Going back further in time, the original Mega Drive conversion may look rather spartan, but it's an amazing effort for the time. Its 3D visuals were achieved on a 16-bit system by embedding an additional custom DSP chip based on the Samsung SSP160x. This chip contains an arithmetic logic unit running at 23MHz, supporting upwards of 9000 polygons per second - a far cry from the 180,000 polygons per second of the Model 1 board. Regardless, the development team was able to create a surprisingly faithful conversion that features all three tracks, albeit with significant cuts and a 15fps frame-rate. It's jerky by today's standards, but smoother than any SuperFX Nintendo game.
The Mega Drive 32X's Virtua Racing Deluxe delivers its own unique take with extra courses and vehicles, and it's one of my favorite conversions. It also offers a noticeable increase in quality over the original Mega Drive release. Car and world detail is boosted while the colour palette is increased to take advantage of the 32X hardware. It's a much cleaner, smoother looking game overall even if it still falls short of the arcade game by a wide margin. Like the Mega Drive version, collision detection is pared back compared to the arcade and Switch versions while elements like the pit crew disappear immediately at the start of the race. The frame-rate is bumped up from 15fps to 20fps in this version, making for a more playable game while audio quality takes advantage of the 32X's hardware. For years, this was the best version of Virtua Racing you could enjoy at home and, while it's a bit sluggish today, it still holds up remarkably well. Time Warner's Saturn port? Well, that's best not mentioned.

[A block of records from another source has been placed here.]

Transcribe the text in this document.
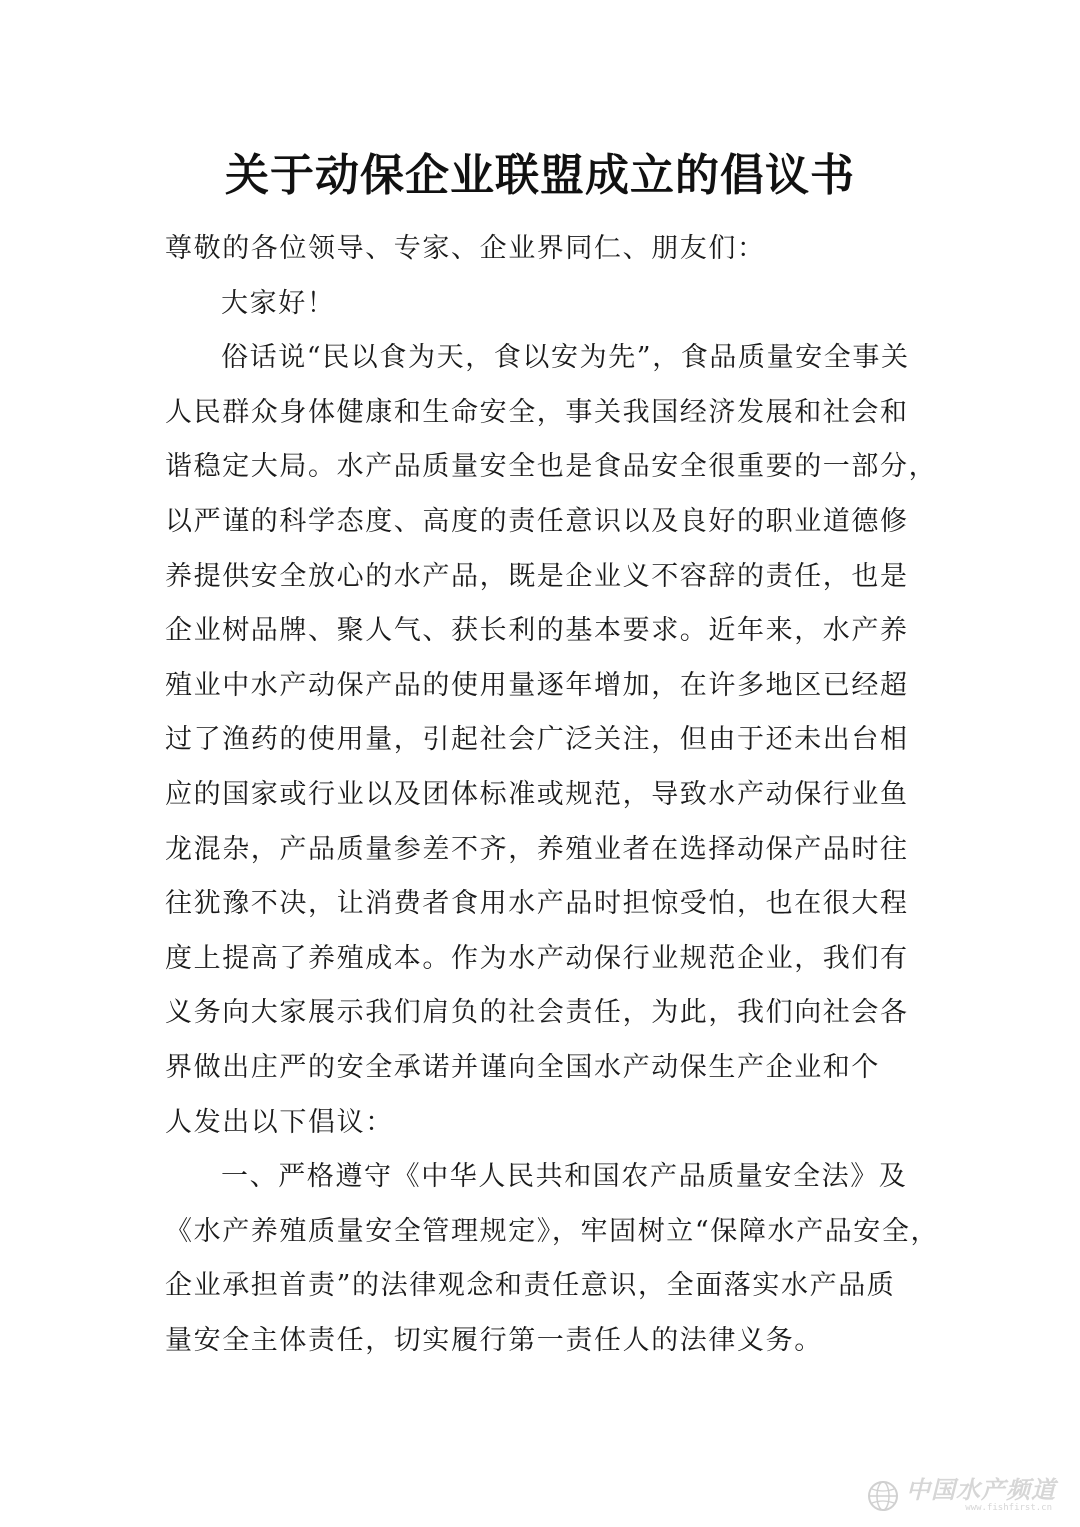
关于动保企业联盟成立的倡议书
尊敬的各位领导、专家、企业界同仁、朋友们：
大家好！
俗话说“民以食为天，食以安为先”，食品质量安全事关
人民群众身体健康和生命安全，事关我国经济发展和社会和
谐稳定大局。水产品质量安全也是食品安全很重要的一部分，
以严谨的科学态度、高度的责任意识以及良好的职业道德修
养提供安全放心的水产品，既是企业义不容辞的责任，也是
企业树品牌、聚人气、获长利的基本要求。近年来，水产养
殖业中水产动保产品的使用量逐年增加，在许多地区已经超
过了渔药的使用量，引起社会广泛关注，但由于还未出台相
应的国家或行业以及团体标准或规范，导致水产动保行业鱼
龙混杂，产品质量参差不齐，养殖业者在选择动保产品时往
往犹豫不决，让消费者食用水产品时担惊受怕，也在很大程
度上提高了养殖成本。作为水产动保行业规范企业，我们有
义务向大家展示我们肩负的社会责任，为此，我们向社会各
界做出庄严的安全承诺并谨向全国水产动保生产企业和个
人发出以下倡议：
一、严格遵守《中华人民共和国农产品质量安全法》及
《水产养殖质量安全管理规定》，牢固树立“保障水产品安全，
企业承担首责”的法律观念和责任意识，全面落实水产品质
量安全主体责任，切实履行第一责任人的法律义务。
中国水产频道
www.fishfirst.cn
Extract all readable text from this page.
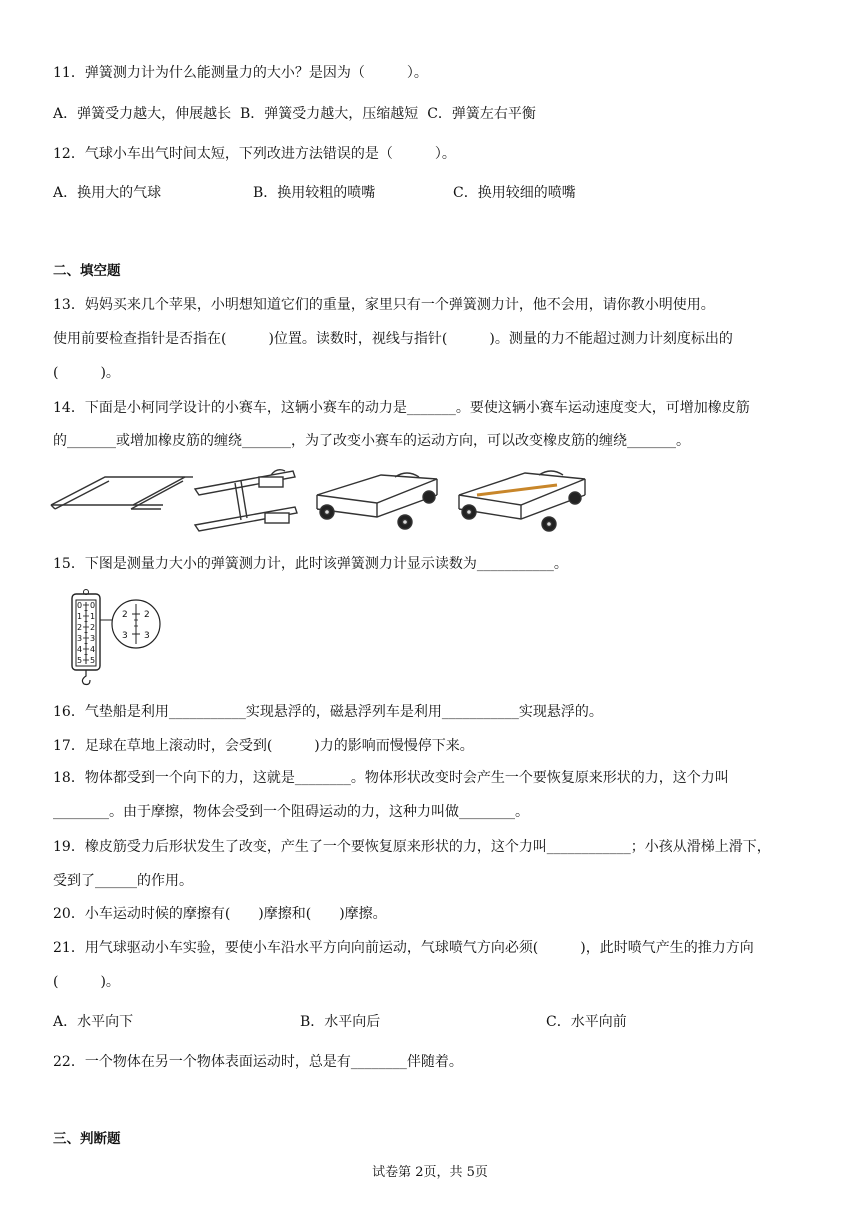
11．弹簧测力计为什么能测量力的大小？是因为（　　　）。
A．弹簧受力越大，伸展越长  B．弹簧受力越大，压缩越短  C．弹簧左右平衡
12．气球小车出气时间太短，下列改进方法错误的是（　　　）。
A．换用大的气球	B．换用较粗的喷嘴	C．换用较细的喷嘴
二、填空题
13．妈妈买来几个苹果，小明想知道它们的重量，家里只有一个弹簧测力计，他不会用，请你教小明使用。
使用前要检查指针是否指在(　　　)位置。读数时，视线与指针(　　　)。测量的力不能超过测力计刻度标出的
(　　　)。
14．下面是小柯同学设计的小赛车，这辆小赛车的动力是_______。要使这辆小赛车运动速度变大，可增加橡皮筋
的_______或增加橡皮筋的缠绕_______，为了改变小赛车的运动方向，可以改变橡皮筋的缠绕_______。
15．下图是测量力大小的弹簧测力计，此时该弹簧测力计显示读数为___________。
0
1
2
3
4
5
0
1
2
3
4
5
2 2
3 3
16．气垫船是利用___________实现悬浮的，磁悬浮列车是利用___________实现悬浮的。
17．足球在草地上滚动时，会受到(　　　)力的影响而慢慢停下来。
18．物体都受到一个向下的力，这就是________。物体形状改变时会产生一个要恢复原来形状的力，这个力叫
________。由于摩擦，物体会受到一个阻碍运动的力，这种力叫做________。
19．橡皮筋受力后形状发生了改变，产生了一个要恢复原来形状的力，这个力叫____________；小孩从滑梯上滑下，
受到了______的作用。
20．小车运动时候的摩擦有(　　)摩擦和(　　)摩擦。
21．用气球驱动小车实验，要使小车沿水平方向向前运动，气球喷气方向必须(　　　)，此时喷气产生的推力方向
(　　　)。
A．水平向下	B．水平向后	C．水平向前
22．一个物体在另一个物体表面运动时，总是有________伴随着。
三、判断题
试卷第 2页，共 5页
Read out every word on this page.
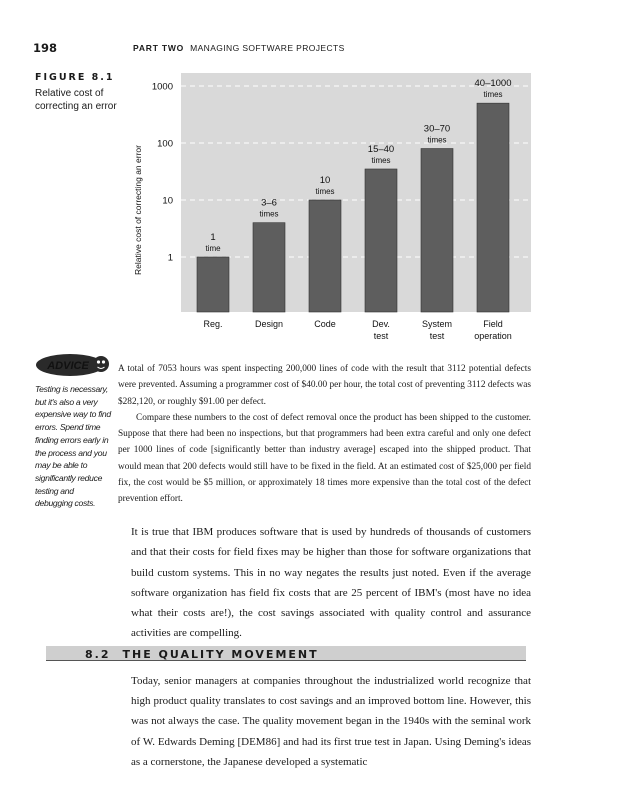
198	PART TWO MANAGING SOFTWARE PROJECTS
FIGURE 8.1
Relative cost of correcting an error
1
10
100
1000
1
time
3–6
times
10
times
15–40
times
30–70
times
40–1000
times
Reg.	Design	Code	Dev.
test
System
test
Field
operation
Relative cost of correcting an error
ADVICE
Testing is necessary, but it's also a very expensive way to find errors. Spend time finding errors early in the process and you may be able to significantly reduce testing and debugging costs.

A total of 7053 hours was spent inspecting 200,000 lines of code with the result that 3112 potential defects were prevented. Assuming a programmer cost of $40.00 per hour, the total cost of preventing 3112 defects was $282,120, or roughly $91.00 per defect.

Compare these numbers to the cost of defect removal once the product has been shipped to the customer. Suppose that there had been no inspections, but that programmers had been extra careful and only one defect per 1000 lines of code [significantly better than industry average] escaped into the shipped product. That would mean that 200 defects would still have to be fixed in the field. At an estimated cost of $25,000 per field fix, the cost would be $5 million, or approximately 18 times more expensive than the total cost of the defect prevention effort.

It is true that IBM produces software that is used by hundreds of thousands of customers and that their costs for field fixes may be higher than those for software organizations that build custom systems. This in no way negates the results just noted. Even if the average software organization has field fix costs that are 25 percent of IBM's (most have no idea what their costs are!), the cost savings associated with quality control and assurance activities are compelling.

8.2 THE QUALITY MOVEMENT

Today, senior managers at companies throughout the industrialized world recognize that high product quality translates to cost savings and an improved bottom line. However, this was not always the case. The quality movement began in the 1940s with the seminal work of W. Edwards Deming [DEM86] and had its first true test in Japan. Using Deming's ideas as a cornerstone, the Japanese developed a systematic
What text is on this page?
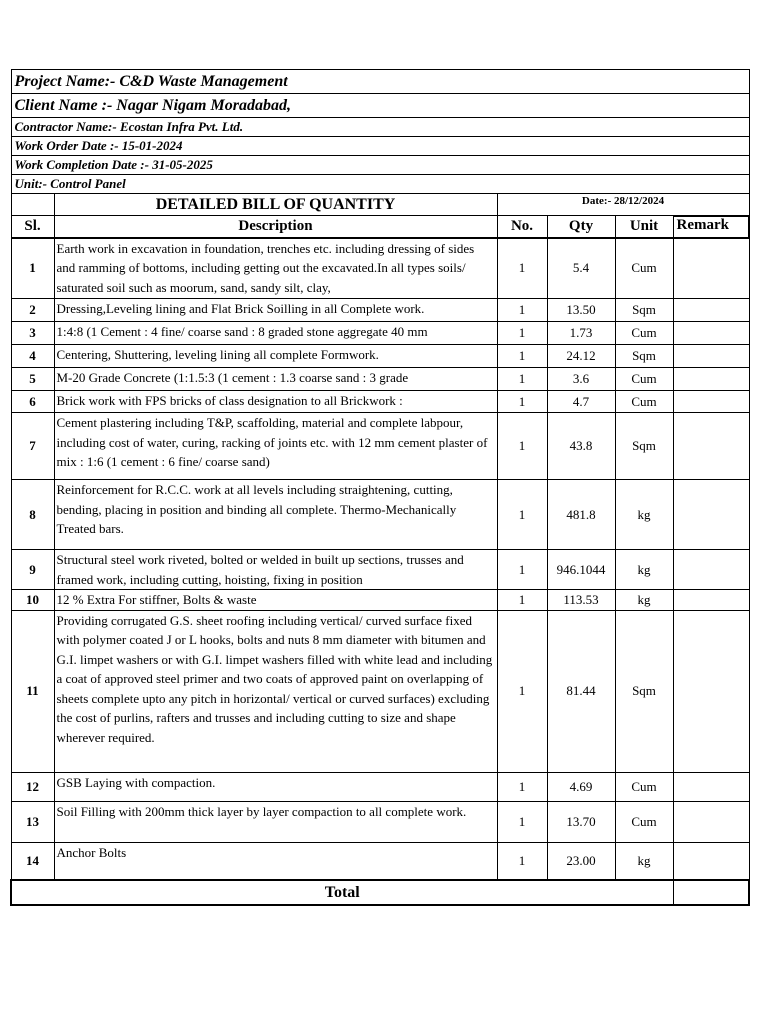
Project Name:- C&D Waste Management					
Client Name :- Nagar Nigam Moradabad,					
Contractor Name:- Ecostan Infra Pvt. Ltd.					
Work Order Date :- 15-01-2024					
Work Completion Date :- 31-05-2025					
Unit:- Control Panel					
	DETAILED BILL OF QUANTITY	Date:- 28/12/2024			
Sl.	Description	No.	Qty	Unit	Remark
1	Earth work in excavation in foundation, trenches etc. including dressing of sides and ramming of bottoms, including getting out the excavated.In all types soils/ saturated soil such as moorum, sand, sandy silt, clay,	1	5.4	Cum	
2	Dressing,Leveling lining and Flat Brick Soilling in all Complete work.	1	13.50	Sqm	
3	1:4:8 (1 Cement : 4 fine/ coarse sand : 8 graded stone aggregate 40 mm	1	1.73	Cum	
4	Centering, Shuttering, leveling lining all complete Formwork.	1	24.12	Sqm	
5	M-20 Grade Concrete (1:1.5:3 (1 cement : 1.3 coarse sand : 3 grade	1	3.6	Cum	
6	Brick work with FPS bricks of class designation to all Brickwork :	1	4.7	Cum	
7	Cement plastering including T&P, scaffolding, material and complete labpour, including cost of water, curing, racking of joints etc. with 12 mm cement plaster of mix : 1:6 (1 cement : 6 fine/ coarse sand)	1	43.8	Sqm	
8	Reinforcement for R.C.C. work at all levels including straightening, cutting, bending, placing in position and binding all complete. Thermo-Mechanically Treated bars.	1	481.8	kg	
9	Structural steel work riveted, bolted or welded in built up sections, trusses and framed work, including cutting, hoisting, fixing in position	1	946.1044	kg	
10	12 % Extra For stiffner, Bolts & waste	1	113.53	kg	
11	Providing corrugated G.S. sheet roofing including vertical/ curved surface fixed with polymer coated J or L hooks, bolts and nuts 8 mm diameter with bitumen and G.I. limpet washers or with G.I. limpet washers filled with white lead and including a coat of approved steel primer and two coats of approved paint on overlapping of sheets complete upto any pitch in horizontal/ vertical or curved surfaces) excluding the cost of purlins, rafters and trusses and including cutting to size and shape wherever required.	1	81.44	Sqm	
12	GSB Laying with compaction.	1	4.69	Cum	
13	Soil Filling with 200mm thick layer by layer compaction to all complete work.	1	13.70	Cum	
14	Anchor Bolts	1	23.00	kg	
Total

There are some good Virtua Racing ports available, but for my money, M2's Switch release is by far and away the best option. It has a level of authenticity that's untouchable, while at the same time modernising the game to look great either on a living room display, or on the mobile screen when gaming on the go. Add in the local multiplayer options and it's an unmitigated success. If you miss great arcade racing games and own a Switch, I'd say that this is a must buy. M2 is making magic here and Virtua Racing is yet another feather in its cap - and with this attention to detail in mind, I can't wait to see the developer's efforts with the upcoming Mega Drive mini.